文本情感简单判断的过程大概如下:经过预处理后的文本,首先识别不同极性类别的特征项,通过构建好的情感词表(褒义词、贬义词)、否定词词表、程度副词词表以及反问句标记词表做相应处理,获取该条文本中每个特征项的权值,最后作求和运算,获得整段文本的情感倾向值,进而判别出情感倾向性。
文本以句子为单位,以标点符号为分割标志,将每条文本分割为N个句子,提取每个句子中的情感词,根据以下情况计算权值:
1、出现程度副词修饰情感词
2、出现奇数否定词修饰情感词
3、该句子是包含情感词的感叹句
权值 = 情感词权重 * 相应情况出现的词的权重
句子的情感倾向度等于所有情感词计算出来的权值之和。
文本的情感倾向度等于所有句子计算出来的权值之和。
最终情感倾向值会出现下列三种情况:
文本的情感倾向度权值 > 0;为正面情感
文本的情感倾向度权值 = 0;为中性情感
文本的情感倾向度权值 < 0;为负面情感
下面是用Java简单实现文本情感简单判断的一个例子:
- public class Emotion {
- //褒义词
- public static final int COMMENDATORY = 1;
- //贬义词
- public static final int DEROGRATORY = 2;
- //中性词
- public static final int NEUTRAL = 3;
- public static int judge(String content) {
- //把内容划分为句子
- String[] sentences = content.split("[,.,。
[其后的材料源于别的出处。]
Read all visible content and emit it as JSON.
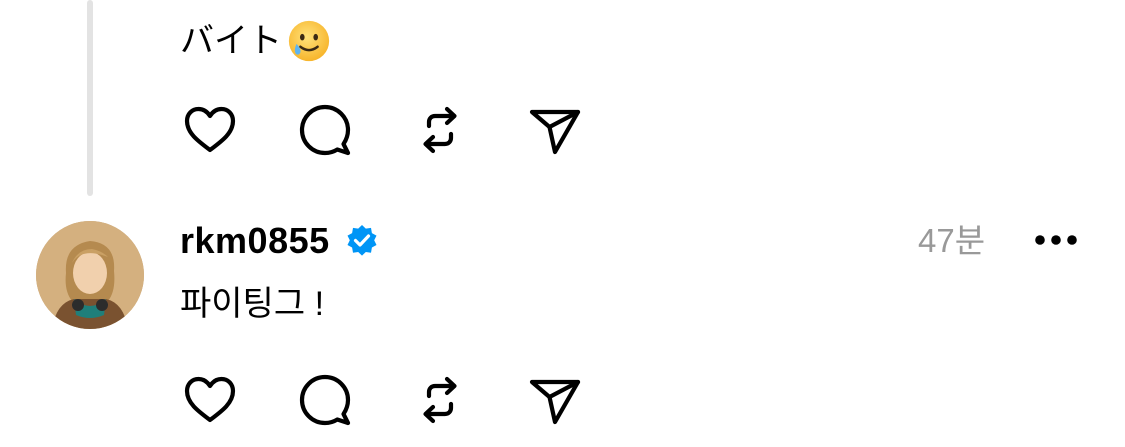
{
  "previous_post": {
    "text": "バイト",
    "emoji": "smiling-face-with-tear-icon"
  },
  "reply": {
    "username": "rkm0855",
    "verified": "verified-badge-icon",
    "timestamp": "47분",
    "text": "파이팅그 !"
  },
  "actions": [
    {
      "name": "like",
      "icon": "heart-icon"
    },
    {
      "name": "reply",
      "icon": "comment-icon"
    },
    {
      "name": "repost",
      "icon": "repost-icon"
    },
    {
      "name": "share",
      "icon": "send-icon"
    }
  ],
  "colors": {
    "verified_blue": "#0095f6",
    "timestamp_gray": "#999999",
    "thread_line": "#e3e3e3"
  }
}
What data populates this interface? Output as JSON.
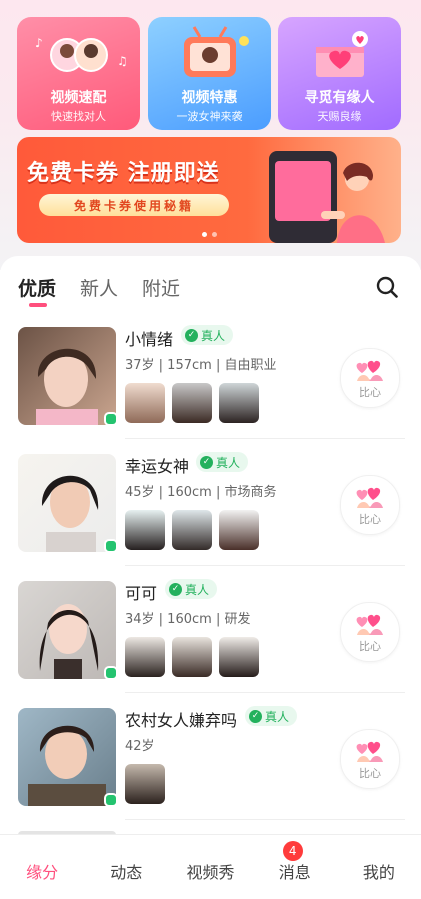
{
  "feature_cards": [
    {
      "title": "视频速配",
      "subtitle": "快速找对人"
    },
    {
      "title": "视频特惠",
      "subtitle": "一波女神来袭"
    },
    {
      "title": "寻觅有缘人",
      "subtitle": "天赐良缘"
    }
  ],
  "banner": {
    "headline": "免费卡券 注册即送",
    "pill": "免费卡券使用秘籍",
    "page_count": 2,
    "active_page": 1
  },
  "tabs": [
    "优质",
    "新人",
    "附近"
  ],
  "active_tab": 0,
  "icons": {
    "search": "search-icon",
    "like": "hearts-icon",
    "verified": "check-icon"
  },
  "colors": {
    "accent": "#ff4f7d",
    "verified": "#23b15d",
    "online": "#24c36f"
  },
  "users": [
    {
      "name": "小情绪",
      "badge": "真人",
      "info": "37岁 | 157cm | 自由职业",
      "photos": 3,
      "like_label": "比心"
    },
    {
      "name": "幸运女神",
      "badge": "真人",
      "info": "45岁 | 160cm | 市场商务",
      "photos": 3,
      "like_label": "比心"
    },
    {
      "name": "可可",
      "badge": "真人",
      "info": "34岁 | 160cm | 研发",
      "photos": 3,
      "like_label": "比心"
    },
    {
      "name": "农村女人嫌弃吗",
      "badge": "真人",
      "info": "42岁",
      "photos": 1,
      "like_label": "比心"
    }
  ],
  "nav": {
    "items": [
      "缘分",
      "动态",
      "视频秀",
      "消息",
      "我的"
    ],
    "active": 0,
    "message_badge": "4"
  }
}
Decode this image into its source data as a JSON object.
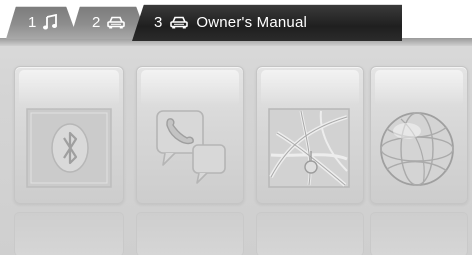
{
  "tabs": [
    {
      "number": "1",
      "icon": "music-note-icon"
    },
    {
      "number": "2",
      "icon": "car-icon"
    },
    {
      "number": "3",
      "icon": "car-icon",
      "label": "Owner's Manual"
    }
  ],
  "tiles": [
    {
      "icon": "bluetooth-icon"
    },
    {
      "icon": "phone-chat-icon"
    },
    {
      "icon": "navigation-map-icon"
    },
    {
      "icon": "internet-globe-icon"
    }
  ],
  "colors": {
    "active_tab": "#2b2b2b",
    "inactive_tab": "#8e8e8e",
    "background": "#d4d4d4",
    "tab_text": "#ffffff"
  }
}
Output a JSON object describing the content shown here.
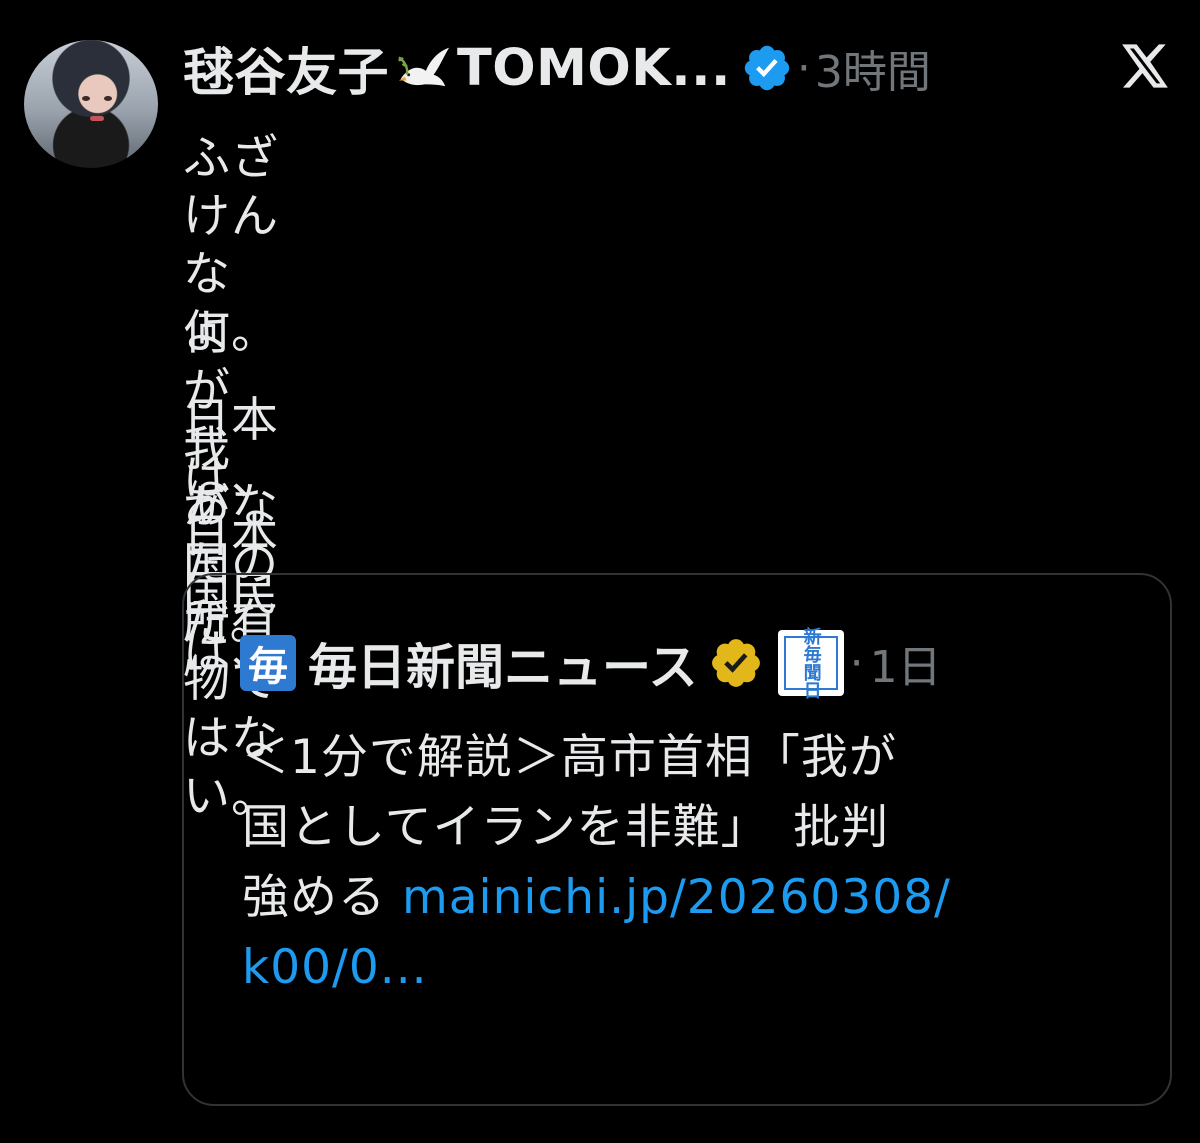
{
  "tweet": {
    "author_name": "毬谷友子",
    "author_suffix": "TOMOK...",
    "separator": "·",
    "timestamp": "3時間",
    "body_lines": [
      "ふざけんなよ。",
      "何が我が国だ。",
      "日本は、日本国民は、",
      "あなたの所有物ではない。"
    ],
    "icons": {
      "avatar": "avatar",
      "dove": "dove-with-olive-branch-icon",
      "verified": "verified-badge-blue-icon",
      "platform": "x-logo-icon"
    }
  },
  "quote": {
    "logo_small_text": "毎",
    "author_name": "毎日新聞ニュース",
    "logo_box_text": "新毎聞日",
    "separator": "·",
    "timestamp": "1日",
    "body_lines": [
      "＜1分で解説＞高市首相「我が",
      "国としてイランを非難」　批判"
    ],
    "body_line3_prefix": "強める ",
    "link_part1": "mainichi.jp/20260308/",
    "link_part2": "k00/0...",
    "icons": {
      "verified": "verified-badge-gold-icon",
      "org_logo": "mainichi-logo-icon"
    }
  },
  "colors": {
    "background": "#000000",
    "text": "#e7e9ea",
    "muted": "#71767b",
    "link": "#1d9bf0",
    "border": "#2f3336",
    "verified_blue": "#1d9bf0",
    "verified_gold": "#e2b719",
    "mainichi_blue": "#2e7ad1"
  }
}
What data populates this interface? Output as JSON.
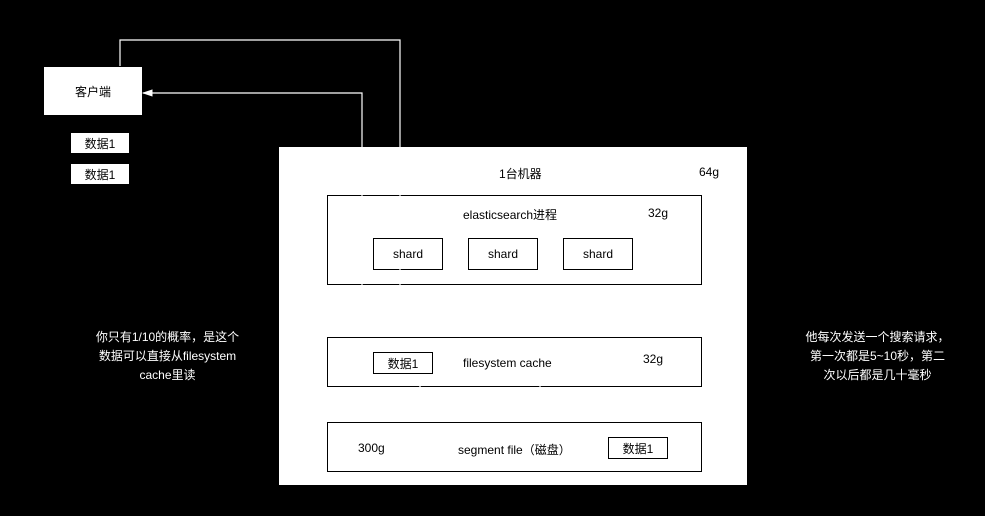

]");
- //判断每个句子的情感
- double cWeight = 0;
- for (String sentence : sentences) {
- double sWeight = 0;
- //判断句子是否是感叹句
- boolean isExclamatorySentence = WordUtils.isExclamatorySentence(sentence);
- String[] words = WordUtils.splitByNlp(sentence);
- ShowUtils.printToConsole(words);
- for (int i = 0, len = words.length; i < len; i++) {
- String word = words[i];
- //判断是否是情感词
- boolean isEmotion = WordUtils.isEmotionWord(word);
- if (!isEmotion) continue;
- double weight = WordUtils.getWordWeight(word);
- int negativeNum = 0;
- String negativeWord = null;
- int index = new Integer(i);
- while (index > 0) {
- String preWord = words[i - 1];
- if (WordUtils.isEmotionWord(preWord)) break;
- //判断副词
- boolean isAdverbs = WordUtils.isAdverbsWord(preWord);
- if (isAdverbs) {
- double aWeight = WordUtils.getWordWeight(preWord);
- weight = weight * aWeight;
- }
- boolean isNegative = WordUtils.isNegativeWord(preWord);
- if (isNegative) {
- if (null == negativeWord) negativeWord = preWord;
- negativeNum += 1;
- }
- index--;
- }
- //判断否定词
- if (negativeNum % 2 == 1) {
- double nWeight = WordUtils.getWordWeight(negativeWord);
- weight = weight * nWeight;
- }
- //判断感叹词
- if (isExclamatorySentence) {
- double iWeight = WordUtils.getInterjectionWeight();
- weight = weight * iWeight;
- }
- //句子权值等于情感词的权值求和
- sWeight += weight;
- }
- System.out.println("sWeight: " + sWeight);
- //文本权值等于句子的权值求和
- cWeight += sWeight;
- }
- System.out.println("cWeight: " + cWeight);
- return cWeight == 0 ? NEUTRAL : (cWeight > 0 ? COMMENDATORY : DEROGRATORY);
- }
- public static void main(String[] args) {
- String content = "我喜欢这个明星";
- System.out.println(judge(content));
- content = "我讨厌这个明星";
- System.out.println(judge(content));
- content = "我不讨厌这个明星";
- System.out.println(judge(content));
- content = "我不是非常喜欢这个明星!";
- System.out.println(judge(content));
- content = "这本小说太无聊了,内容枯燥,文笔特别烂。";
- System.out.println(judge(content));
- System.exit(0);
- }
- }